The most enjoyable Business Reengineering experiences are those with all the right players, no competing issues and where success is the only acceptable conclusion. My most important such experiences, however, have come at the hands of organizations bent on failure. Situations where compromise and good intentions have overcome fundamentals and commitment. It is these experiences that have formed the basis for this presentation.

The following ten principles, in my own experiences and those of others, have proven to be pivotal in fulfilling the potential of any Business Reengineering effort.

Principle #1: Someone Must Lead

In every client with which I have worked, everyone wants to do a good job; everyone wants to see their problems solved; everyone feels they are working as hard as they can. So if everyone in the organization wants things to work well, why do so few meet this expectation? Most of these organizations suffer from a lack of effective and capable leadership.

Hierarchal organizations work best when leadership starts at the top. Efforts to change the business tend to be most successfully implemented when sponsored by top management. This is especially true of business reengineering efforts where the solution is not to do business as it has been done but, in many cases, to do business very differently. Such changes are difficult to achieve without substantial support and commitment from top management. Many authorities will assert that business reengineering cannot be driven by middle management.

Unfortunately, top management's agenda may not include business reengineering. Some managements have excellent skills but strong leadership is not among them. In these situations, someone outside top management must provide the leadership to pursue business reengineering. Fortunately, leadership is a quality that occurs throughout an organization.

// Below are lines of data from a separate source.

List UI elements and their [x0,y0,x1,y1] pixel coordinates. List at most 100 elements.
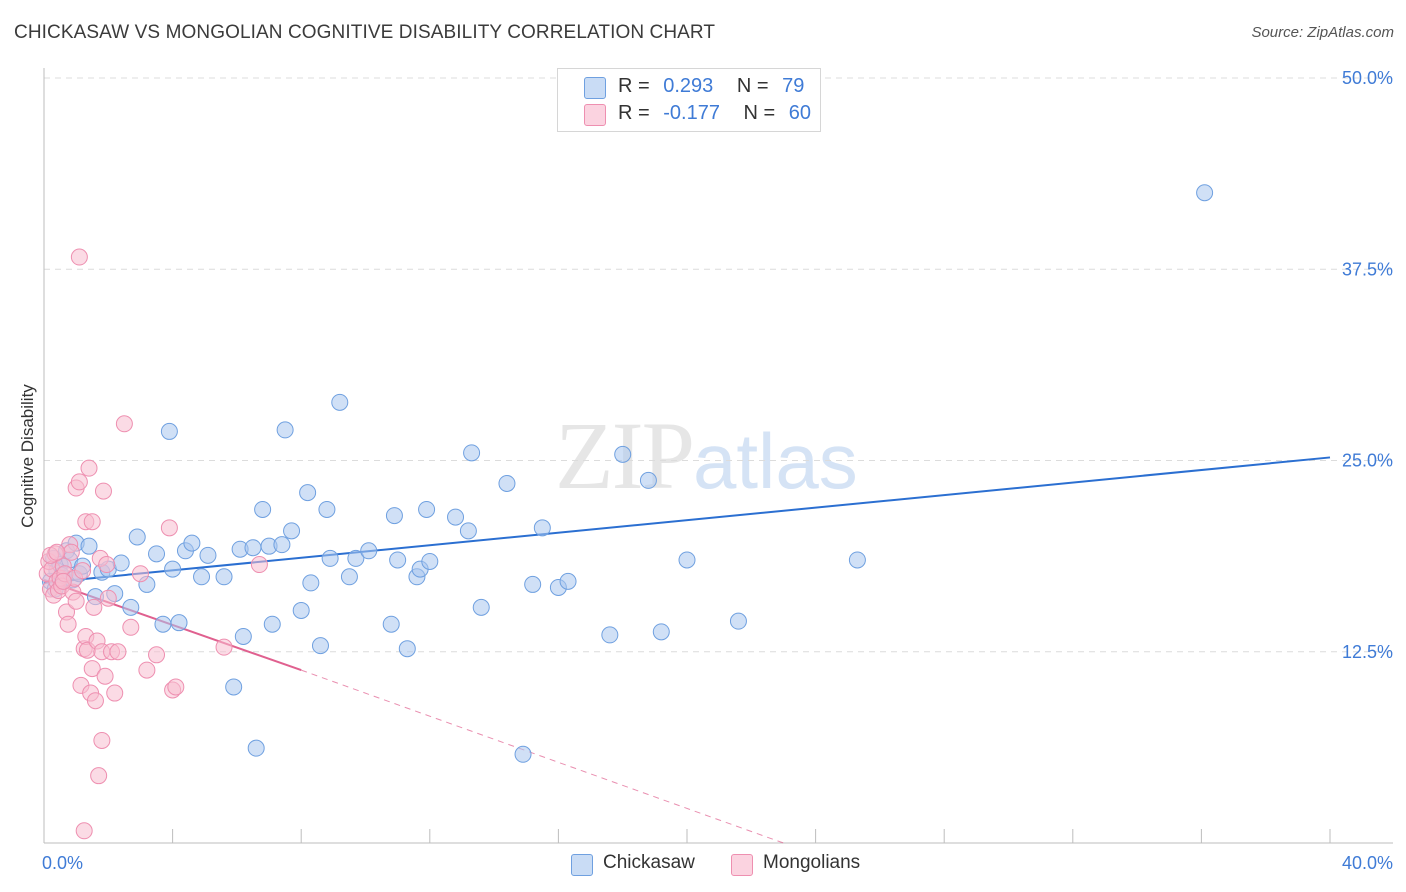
data-point-chickasaw [225,678,243,696]
data-point-chickasaw [283,522,301,540]
y-tick-label: 12.5% [1342,642,1393,662]
correlation-legend: R = 0.293 N = 79 R = -0.177 N = 60 [557,68,821,132]
data-point-chickasaw [385,507,403,525]
data-points [38,184,1214,840]
data-point-chickasaw [524,575,542,593]
legend-n-label: N = [743,102,776,124]
data-point-chickasaw [459,522,477,540]
data-point-chickasaw [247,739,265,757]
data-point-chickasaw [447,508,465,526]
data-point-chickasaw [559,572,577,590]
chart-title: CHICKASAW VS MONGOLIAN COGNITIVE DISABIL… [14,22,716,43]
data-point-chickasaw [292,601,310,619]
data-point-chickasaw [340,568,358,586]
data-point-mongolians [74,562,92,580]
legend-n-value: 79 [782,75,805,97]
data-point-chickasaw [148,545,166,563]
data-point-mongolians [167,678,185,696]
data-point-mongolians [70,473,88,491]
data-point-chickasaw [170,614,188,632]
data-point-chickasaw [80,537,98,555]
data-point-chickasaw [421,552,439,570]
data-point-chickasaw [112,554,130,572]
data-point-chickasaw [601,626,619,644]
x-tick-label: 40.0% [1342,853,1393,873]
legend-swatch-mongolians [584,104,606,126]
data-point-chickasaw [193,568,211,586]
bottom-legend-swatch-mongolians [731,854,753,876]
x-tick-label: 0.0% [42,853,83,873]
data-point-chickasaw [276,421,294,439]
data-point-mongolians [86,692,104,710]
data-point-mongolians [48,543,66,561]
data-point-chickasaw [614,445,632,463]
data-point-mongolians [80,459,98,477]
data-point-mongolians [99,589,117,607]
data-point-chickasaw [848,551,866,569]
data-point-mongolians [59,615,77,633]
data-point-chickasaw [389,551,407,569]
legend-r-label: R = [618,102,650,124]
legend-r-label: R = [618,75,650,97]
data-point-chickasaw [382,615,400,633]
data-point-mongolians [94,482,112,500]
data-point-chickasaw [154,615,172,633]
data-point-mongolians [148,646,166,664]
data-point-chickasaw [234,627,252,645]
bottom-legend-label-mongolians: Mongolians [763,852,861,873]
data-point-chickasaw [652,623,670,641]
data-point-mongolians [106,684,124,702]
data-point-chickasaw [254,500,272,518]
legend-swatch-chickasaw [584,77,606,99]
data-point-chickasaw [463,444,481,462]
data-point-chickasaw [273,536,291,554]
data-point-chickasaw [418,500,436,518]
data-point-mongolians [215,638,233,656]
data-point-mongolians [54,572,72,590]
data-point-chickasaw [321,549,339,567]
data-point-chickasaw [160,422,178,440]
tick-labels: 12.5% 25.0% 37.5% 50.0% 0.0% 40.0% [42,68,1393,873]
data-point-chickasaw [360,542,378,560]
data-point-chickasaw [244,539,262,557]
data-point-chickasaw [331,393,349,411]
data-point-chickasaw [311,637,329,655]
data-point-mongolians [90,767,108,785]
data-point-mongolians [83,660,101,678]
legend-n-label: N = [736,75,769,97]
source-label: Source: ZipAtlas.com [1251,24,1394,41]
data-point-chickasaw [729,612,747,630]
data-point-mongolians [115,415,133,433]
y-axis-label: Cognitive Disability [18,384,37,528]
data-point-chickasaw [128,528,146,546]
legend-r-value: -0.177 [663,102,720,124]
data-point-mongolians [70,248,88,266]
data-point-mongolians [98,556,116,574]
data-point-chickasaw [263,615,281,633]
data-point-chickasaw [183,534,201,552]
data-point-mongolians [109,643,127,661]
data-point-mongolians [96,667,114,685]
data-point-chickasaw [318,500,336,518]
legend-n-value: 60 [788,102,812,124]
data-point-chickasaw [514,745,532,763]
data-point-chickasaw [122,598,140,616]
data-point-chickasaw [164,560,182,578]
data-point-chickasaw [199,546,217,564]
data-point-chickasaw [299,484,317,502]
data-point-mongolians [250,556,268,574]
data-point-chickasaw [498,474,516,492]
y-tick-label: 25.0% [1342,451,1393,471]
y-tick-label: 50.0% [1342,68,1393,88]
data-point-mongolians [131,565,149,583]
trend-line-extension-mongolians [301,669,784,844]
data-point-chickasaw [472,598,490,616]
data-point-mongolians [67,592,85,610]
data-point-mongolians [62,543,80,561]
data-point-chickasaw [302,574,320,592]
grid-lines [44,77,1393,653]
y-tick-label: 37.5% [1342,259,1393,279]
data-point-mongolians [93,731,111,749]
legend-r-value: 0.293 [663,75,714,97]
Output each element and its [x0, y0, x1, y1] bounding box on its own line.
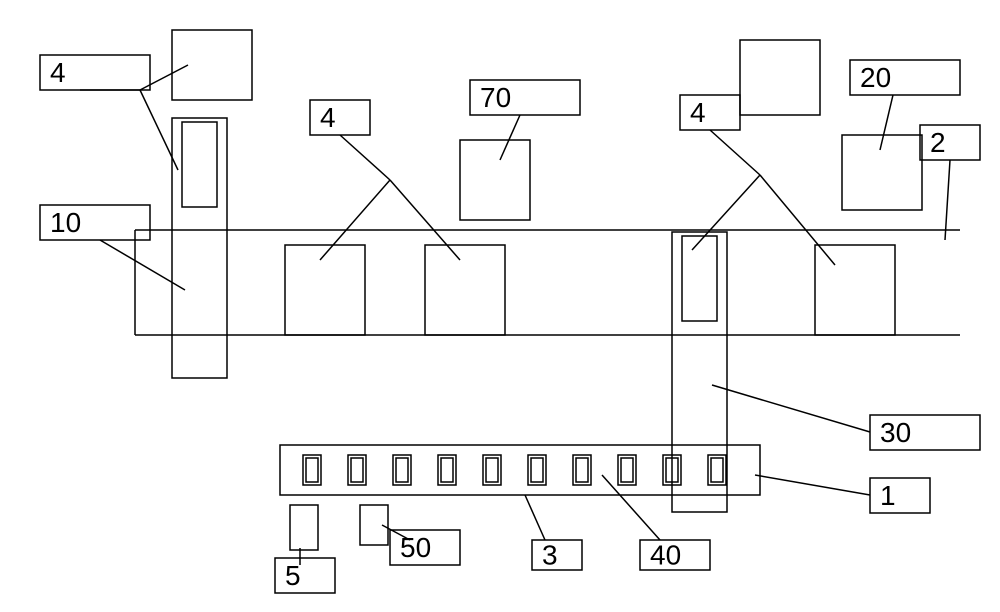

It has also been my experience that top levels of management do not always have all the right answers. That's part of what the rest of us are supposed to be contributing. American management was not quick to embrace the quality revolution nor systems of stockless production. There is no reason to believe that business reengineering will be met with enthusiasm without first educating management. It may be necessary to demonstrate reengineering potential with projects that don't impact the entire business.

If you wait for management to tell you to undertake business reengineering, you may never get started. Someone must champion the effort. Without leadership, business reengineering efforts will fail.